この学校ではこれ以外にも野球部などで暴力・暴言が見られたが、校長と体育科教頭は減給10分の1(1カ月)の懲戒処分になっただけ。加害者の顧問は退職し、校長と体育科教頭は異動となったものの、これほどの問題行為でありながら、だれも訴追されず、刑事処分も受けていない。

結局、日本のスポーツの「暴力体質」の背景には、「暴力」「暴言」「パワハラ」などを否定しきれない日本社会の体質が横たわっているといえるのではないか。

「スポーツ」という概念は明治期に西欧からもたらされたが、ときの政府要人は「たかが遊びではないか」となかなか理解しなかったそうだ。
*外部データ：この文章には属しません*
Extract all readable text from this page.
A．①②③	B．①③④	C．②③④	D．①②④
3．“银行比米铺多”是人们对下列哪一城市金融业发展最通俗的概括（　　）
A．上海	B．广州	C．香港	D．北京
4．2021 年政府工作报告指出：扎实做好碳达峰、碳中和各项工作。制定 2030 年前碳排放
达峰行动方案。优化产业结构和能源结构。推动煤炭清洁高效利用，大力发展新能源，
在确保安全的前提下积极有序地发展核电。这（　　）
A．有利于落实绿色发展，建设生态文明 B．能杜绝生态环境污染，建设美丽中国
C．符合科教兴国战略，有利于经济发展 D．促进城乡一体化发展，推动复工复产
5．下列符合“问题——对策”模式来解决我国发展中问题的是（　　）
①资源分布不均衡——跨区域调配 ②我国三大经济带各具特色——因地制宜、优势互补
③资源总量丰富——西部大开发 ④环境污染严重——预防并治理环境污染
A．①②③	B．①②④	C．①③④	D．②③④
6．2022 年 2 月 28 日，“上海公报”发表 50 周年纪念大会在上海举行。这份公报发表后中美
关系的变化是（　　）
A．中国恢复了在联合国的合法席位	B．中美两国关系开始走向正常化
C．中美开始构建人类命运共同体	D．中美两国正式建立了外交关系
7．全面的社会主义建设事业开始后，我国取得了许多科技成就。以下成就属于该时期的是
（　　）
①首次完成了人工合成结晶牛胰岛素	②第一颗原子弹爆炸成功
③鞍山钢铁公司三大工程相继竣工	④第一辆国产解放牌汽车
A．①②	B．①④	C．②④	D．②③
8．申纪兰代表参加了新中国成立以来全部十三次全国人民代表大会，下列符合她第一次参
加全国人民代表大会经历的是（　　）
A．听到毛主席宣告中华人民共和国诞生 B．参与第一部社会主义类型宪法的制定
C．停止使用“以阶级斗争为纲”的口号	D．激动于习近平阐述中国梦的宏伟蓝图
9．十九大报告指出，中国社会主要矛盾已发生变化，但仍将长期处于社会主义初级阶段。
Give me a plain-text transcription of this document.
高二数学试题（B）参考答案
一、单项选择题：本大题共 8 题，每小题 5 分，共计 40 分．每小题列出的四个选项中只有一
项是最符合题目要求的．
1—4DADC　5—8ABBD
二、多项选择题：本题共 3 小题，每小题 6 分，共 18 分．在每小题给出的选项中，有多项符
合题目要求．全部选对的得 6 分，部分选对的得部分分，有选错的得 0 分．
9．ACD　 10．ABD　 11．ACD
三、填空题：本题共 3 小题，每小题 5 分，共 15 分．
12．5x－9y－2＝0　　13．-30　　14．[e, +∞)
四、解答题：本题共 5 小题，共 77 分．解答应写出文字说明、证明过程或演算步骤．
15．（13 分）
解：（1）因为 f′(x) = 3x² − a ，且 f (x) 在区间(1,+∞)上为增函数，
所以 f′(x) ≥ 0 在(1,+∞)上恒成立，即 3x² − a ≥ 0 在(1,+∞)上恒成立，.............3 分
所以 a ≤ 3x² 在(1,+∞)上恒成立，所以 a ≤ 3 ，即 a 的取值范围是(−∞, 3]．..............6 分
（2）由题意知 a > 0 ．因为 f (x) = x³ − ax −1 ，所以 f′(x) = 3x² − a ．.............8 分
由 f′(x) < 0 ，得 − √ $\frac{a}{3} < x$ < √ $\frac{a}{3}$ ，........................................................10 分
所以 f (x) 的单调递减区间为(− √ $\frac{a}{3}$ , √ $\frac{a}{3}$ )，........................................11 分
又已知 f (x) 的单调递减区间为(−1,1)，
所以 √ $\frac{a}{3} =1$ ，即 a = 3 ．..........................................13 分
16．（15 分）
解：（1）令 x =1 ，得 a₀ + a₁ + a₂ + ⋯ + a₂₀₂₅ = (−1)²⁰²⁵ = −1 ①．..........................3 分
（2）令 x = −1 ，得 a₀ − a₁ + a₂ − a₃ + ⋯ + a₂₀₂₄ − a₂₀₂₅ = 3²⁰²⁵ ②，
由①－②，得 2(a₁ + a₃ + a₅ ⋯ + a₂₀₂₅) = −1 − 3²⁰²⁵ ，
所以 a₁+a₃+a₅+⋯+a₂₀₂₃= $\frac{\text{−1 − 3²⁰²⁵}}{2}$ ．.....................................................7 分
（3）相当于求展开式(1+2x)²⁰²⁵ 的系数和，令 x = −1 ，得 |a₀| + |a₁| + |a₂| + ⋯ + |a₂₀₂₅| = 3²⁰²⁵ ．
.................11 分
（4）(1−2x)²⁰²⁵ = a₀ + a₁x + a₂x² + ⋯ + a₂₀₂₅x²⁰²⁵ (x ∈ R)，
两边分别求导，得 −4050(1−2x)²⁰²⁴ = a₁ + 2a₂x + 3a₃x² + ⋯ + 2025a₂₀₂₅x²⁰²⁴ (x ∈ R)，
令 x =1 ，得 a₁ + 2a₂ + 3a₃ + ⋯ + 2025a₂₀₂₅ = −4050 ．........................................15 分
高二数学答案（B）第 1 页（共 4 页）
そこで、導入推進派は「スポーツは西欧列強に負けない強い兵隊を作ることに寄与する」という考え方を打ち出し、「富国強兵」の国是に乗ってスポーツ振興を行った。

日本のスポーツが「軍隊」に通じる、規律を重んじ、上下関係に厳しく、ときには鉄拳制裁も辞さない体質になったのは、こうした経緯があるからだ。

戦後、日本が民主主義国家になっても、そうした体質は一掃されなかった。あるベテランの元野球指導者は「軍隊から帰ってきた人がスポーツ指導者に収まってから、むしろ暴力は増えた印象だ」と語る。

この指導者も含め、暴力・暴言を否定し、まっとうな指導をしていた指導者はいつの時代もいた。それでも、全国大会などで実績を上げるのは「暴力・パワハラ指導者」だったため、つねに少数派にとどまってきた。